Ed è per questo che la Polizia postale, insieme agli analisti del Viminale, da settimane sta monitorando quelle che in gergo si chiamano fonti informative aperte. Si tratta dei social network (Facebook e Twitter), ma anche di alcuni siti che fungono - in chiaro - da catalizzatori della protesta, pubblicando volantini, ospitando analisi, proponendo appuntamenti. Ciò che ne emerge, a parte i soliti temi cari alla protesta antagonista contro le elite del mondo, è il fatto che i contestatori si muoveranno in ordine sparso. E tenteranno di entrare in Italia per mare, ma indirettamente. Passando per il porto di Brindisi.

Ecco perché negli ultimi giorni le riunioni di coordinamento svolte a Bari con i vertici delle forze dell’ordine hanno certificato il rafforzamento dei controlli doganali (è stato, come noto, sospeso il trattato di Schengen, dunque anche i cittadini comunitari saranno sottoposti a verifica dei documenti). Controlli che avverranno anche sulla base delle liste Interpol, in cui convergono le segnalazioni specifiche delle polizie di tutto il mondo.

La porta del mare è del resto quella più semplice (e più economica), e lo scalo di Bari è già blindato. Il dispositivo di intelligence non mira alla repressione, quanto al monitoraggio della contestazione. E dunque, ad esempio, a individuare quali saranno i luoghi di ritrovo baresi e quelli in cui i manifestanti provenienti da fuori trascorreranno la notte: in genere non si tratta di persone che prenotano stanze su Airbnb.

Il controllo dell’ordine pubblico, invece, è un altro paio di maniche. Il recente appuntamento del G7 degli Esteri a Lucca ha visto scontri con i manifestanti, tra i quali però non c’erano apprezzabili presenze da fuori Toscana. Tuttavia, per evitare che accada la stessa cosa, ed in pieno accordo con la prefettura, la questura di Bari ha vietato cortei all’interno del centro murattiano. L’unica protesta autorizzata al di qua dei binari ferroviari si terrà in piazza Cesare Battisti e sarà statica, con la promessa degli organizzatori che non ci saranno sorprese. I due cortei previsti, invece, si svolgeranno in quartieri periferici, ben lontani dalla «zona rossa» del Castello Svevo.

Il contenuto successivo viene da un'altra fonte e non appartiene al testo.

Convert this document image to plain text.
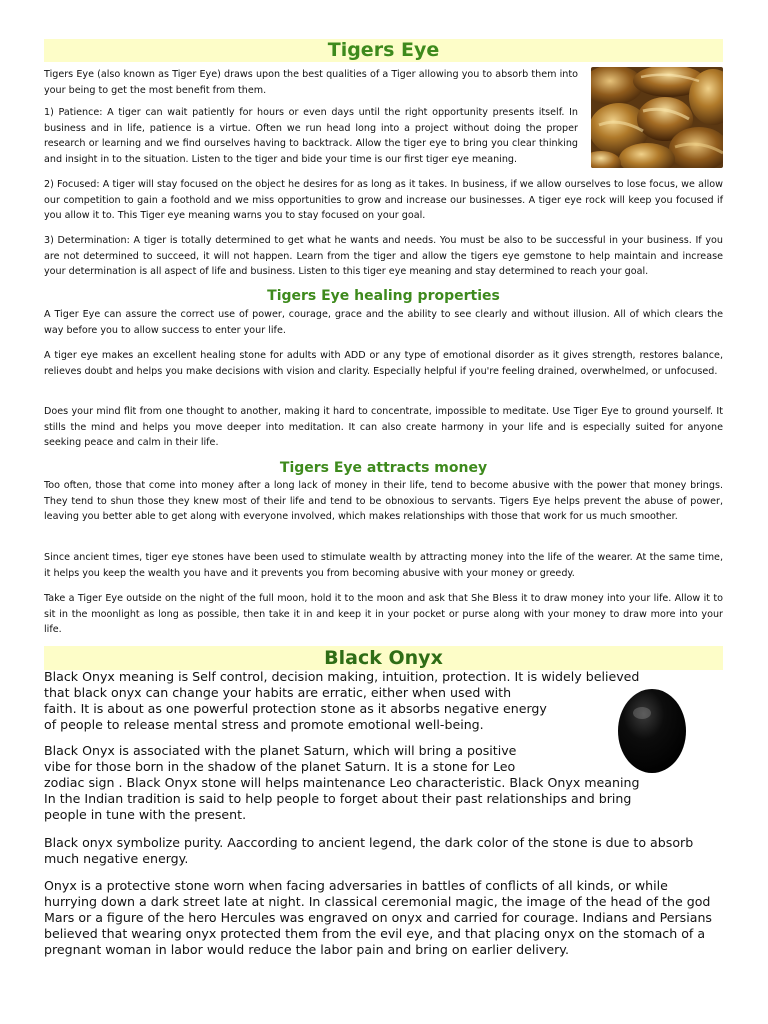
Tigers Eye

Tigers Eye (also known as Tiger Eye) draws upon the best qualities of a Tiger allowing you to absorb them into your being to get the most benefit from them.

1) Patience: A tiger can wait patiently for hours or even days until the right opportunity presents itself. In business and in life, patience is a virtue. Often we run head long into a project without doing the proper research or learning and we find ourselves having to backtrack. Allow the tiger eye to bring you clear thinking and insight in to the situation. Listen to the tiger and bide your time is our first tiger eye meaning.

2) Focused: A tiger will stay focused on the object he desires for as long as it takes. In business, if we allow ourselves to lose focus, we allow our competition to gain a foothold and we miss opportunities to grow and increase our businesses. A tiger eye rock will keep you focused if you allow it to. This Tiger eye meaning warns you to stay focused on your goal.

3) Determination: A tiger is totally determined to get what he wants and needs. You must be also to be successful in your business. If you are not determined to succeed, it will not happen. Learn from the tiger and allow the tigers eye gemstone to help maintain and increase your determination is all aspect of life and business. Listen to this tiger eye meaning and stay determined to reach your goal.

Tigers Eye healing properties

A Tiger Eye can assure the correct use of power, courage, grace and the ability to see clearly and without illusion. All of which clears the way before you to allow success to enter your life.

A tiger eye makes an excellent healing stone for adults with ADD or any type of emotional disorder as it gives strength, restores balance, relieves doubt and helps you make decisions with vision and clarity. Especially helpful if you're feeling drained, overwhelmed, or unfocused.

Does your mind flit from one thought to another, making it hard to concentrate, impossible to meditate. Use Tiger Eye to ground yourself. It stills the mind and helps you move deeper into meditation. It can also create harmony in your life and is especially suited for anyone seeking peace and calm in their life.

Tigers Eye attracts money

Too often, those that come into money after a long lack of money in their life, tend to become abusive with the power that money brings. They tend to shun those they knew most of their life and tend to be obnoxious to servants. Tigers Eye helps prevent the abuse of power, leaving you better able to get along with everyone involved, which makes relationships with those that work for us much smoother.

Since ancient times, tiger eye stones have been used to stimulate wealth by attracting money into the life of the wearer. At the same time, it helps you keep the wealth you have and it prevents you from becoming abusive with your money or greedy.

Take a Tiger Eye outside on the night of the full moon, hold it to the moon and ask that She Bless it to draw money into your life. Allow it to sit in the moonlight as long as possible, then take it in and keep it in your pocket or purse along with your money to draw more into your life.

Black Onyx
Black Onyx meaning is Self control, decision making, intuition, protection. It is widely believed
that black onyx can change your habits are erratic, either when used with
faith. It is about as one powerful protection stone as it absorbs negative energy
of people to release mental stress and promote emotional well-being.
Black Onyx is associated with the planet Saturn, which will bring a positive
vibe for those born in the shadow of the planet Saturn. It is a stone for Leo
zodiac sign . Black Onyx stone will helps maintenance Leo characteristic. Black Onyx meaning
In the Indian tradition is said to help people to forget about their past relationships and bring
people in tune with the present.

Black onyx symbolize purity. Aaccording to ancient legend, the dark color of the stone is due to absorb much negative energy.

Onyx is a protective stone worn when facing adversaries in battles of conflicts of all kinds, or while hurrying down a dark street late at night. In classical ceremonial magic, the image of the head of the god Mars or a figure of the hero Hercules was engraved on onyx and carried for courage. Indians and Persians believed that wearing onyx protected them from the evil eye, and that placing onyx on the stomach of a pregnant woman in labor would reduce the labor pain and bring on earlier delivery.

È un evidente tentativo di evitare qualunque problema. Lo stesso percorso concordato per le delegazioni (che arriveranno in aeroporto, verranno accolte sottobordo per sbrigare le formalità doganali e poi verranno accompagnate presso i tre alberghi ufficiali) eviterà le zone della città ritenute calde: l’ingresso a Bari avverrà attraverso il ponte Adriatico (quello inaugurato lo scorso anno), individuato come una sorta di «biglietto da visita», quindi le delegazioni attraverseranno il lungomare per dirigersi verso i rispettivi alloggi.

L’organizzazione degli spostamenti non ha creato obiezioni da parte delle delegazioni estere. Negli scorsi giorni sono stati a Bari i rappresentanti di tutti i servizi di sicurezza dei Paesi invitati, che hanno compiuto sopralluoghi sul percorso, nelle strutture di accoglienza, al Petruzzelli e nella sede del G7 e sono state informate dell’organizzazione dei tre giorni predisposta dal ministero dell’Economia (con la supervisione del consigliere diplomatico, ministro plenipotenziario Michele Quaroni) in collaborazione con le autorità locali. Ne sono emersi problemi di poco conto, come ad esempio la necessità di installare un ripetitore per cellulari così da garantire copertura all’interno delle sale del Castello Svevo.

Nei tre giorni del G7 barese ci sarà poi un «ombrello elettronico» di copertura. Nel cielo sopra Bari vigerà una no fly zone. L’Aeronautica Militare (che garantirà il dispositivo di protezione) schiererà a Gioia del Colle i propri droni Predator di stanza nella base di Amendola, che - come avvenuto a Lucca - integreranno la sorveglianza degli elicotteri. Il monitoraggio delle comunicazioni avverrà utilizzando tecnologie che permettono di conoscere la situazione in tempo reale.